Richard Matheson: I Am Legend
I grew up with an interest in vampire stories, working my through the likes of Bram Stoker’s Dracula and Anne Rice’s Vampire Chronicles but, despite forever hearing good things about it, I’d never got around to reading Richard Matheson’s contribution to the canon, I Am Legend (1954). However, with its third big screen adaptation currently in the cinema – and hearing word of a reworked ending – I wanted to go straight to the source before seeing the film in order that my first impressions remain faithful to the book, not to whatever liberties the film-makers have taken.
Talking of impressions, I sort of knew what to expect from the book, but only in a bare bones way: vampires, an element of science-fiction in some form or other, and character who is the last man on Earth. That the novel is held as a masterpiece of science fiction rather than horror interested me and it was to the pictured edition I turned, not wanting the film tie-in because a) these are tacky; and b) Will Smith is on it.
I Am Legend begins as just another ordinary day in the life of Robert Neville, a plant worker from California who would appear to be the sole survivor of an apocalypse seemingly caused by a bacteria that infects the hosts who then go on to show signs of vampirism: aversion to garlic, crucifixes, and daylight; death by wooden stake; a taste for blood:
…no one had believed in them, and how could they fight something they didn’t even believe in?
Neville’s days consist of foraging for food, keeping his generator running, staying sober, repairing structural damage to his home, and hunting out the vampires, who retreat to the darkness and slip into a form of coma. On a cloudy day, he stays in. But Neville’s drive to understand what has happened leads to his education in matters such as blood and microscopes:
But, of course, he knew nothing about microscopes, and he’d taken the first one he’d found. Three days later he hurled it against the wall with a strangled curse and stamped it into pieces with his heels.
Then, when he’d calmed down, he went to the library and got a book on microscopes.

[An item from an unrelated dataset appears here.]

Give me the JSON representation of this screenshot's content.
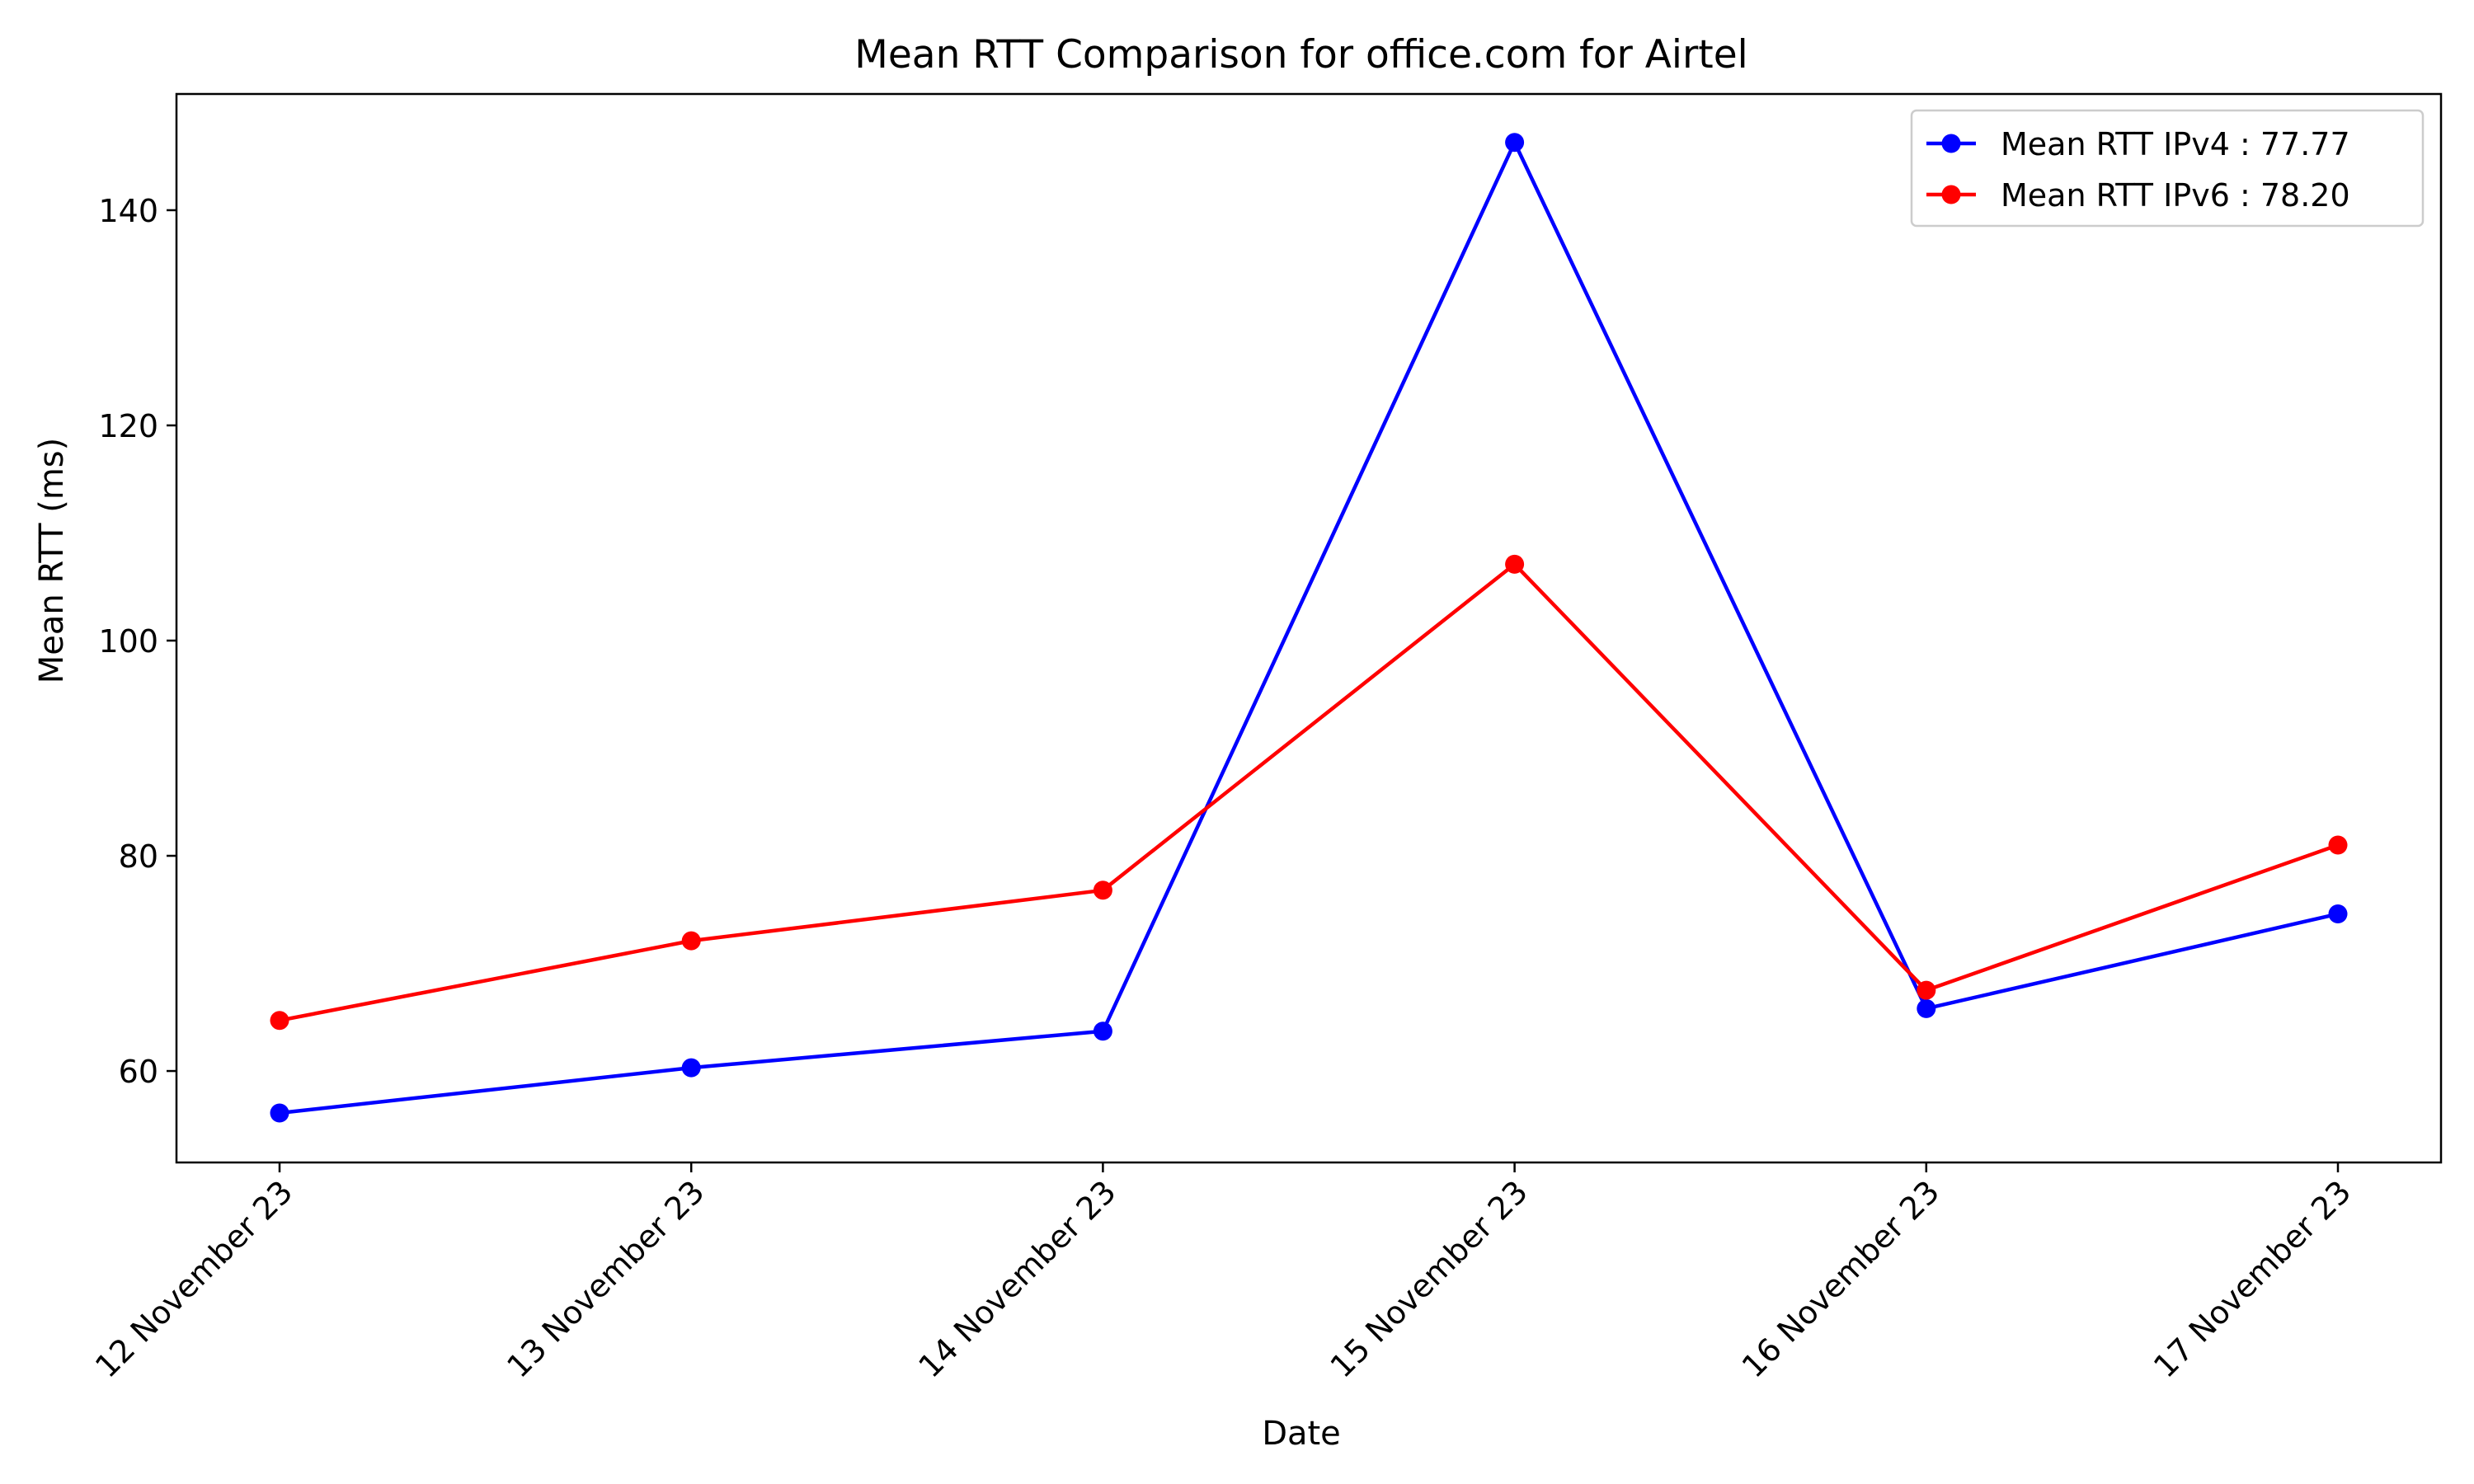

At night the neighbourhood vampires gather round his house, the regular mantra of ‘Come out, Neville’, trying to entice him into their clutches, but this is nothing for Neville, who now takes it for granted:
…from a distance they’d thrown rocks until he’d been forced to cover the broken panes with plywood scraps. Finally one day he’d torn off the plywood and nailed up even rows of planks instead. It had made the house a gloomy sepulcher, but it was better than having rocks come flying into his rooms in a shower of splintered glass. And, once he had installed the three air-conditioning units, it wasn’t too bad. A man could get used to anything if he had to.
As the novel progress, his understanding of blood and bacteria grows, making him able to forms conclusions as to what has happened to the world. And if his science is sketchy – I wouldn’t know, though – then it’s only because he’s an amateur. Finally, after months of solitude, he spots a dog wandering in daylight and spends time trying to befriend it, only to discover the true nature of the bacteria, and from there events escalate to the shocking ending that, on reflection, is strangely optimistic.
Throughout I Am Legend Matheson explores the vampire myth from a scientific point of view. Neville reduces garlic, for example, to its chemical constituents to find what offends vampires so. And when tackling other conventions, of the more psychological ilk, questions are asked, such as “what would a Mohammedan vampire do if faced with a cross?” It’s to his credit that he doesn’t just accept such traits as staples of the genre and dares to question them, lifting his novel from more pulpy contemporaries.
But vampires aside, its the human angle that takes centre stage in I Am Legend, charting Neville’s passage from man to monster as he goes around by day killing the slumbering vampires. Where, in the Bible Jesus met a man possessed and, on asking his name, was told, “I am Legion, for we are many”, so Matheson inverts this notion where the many see in him a legend, a mythical beast that haunts their numbers.
The novel benefits from Matheson’s style, a straightforward, no frills prose, that is immensely readable, offering up page after page of horrific action coupled with a realistic – seriously! – study of loneliness. In the vampire canon it’s one of the better novels I’ve read, daring to be edgy by explaining a predominantly supernatural subject matter as science. Other vampire novels should be scared of this – it deserves its legend.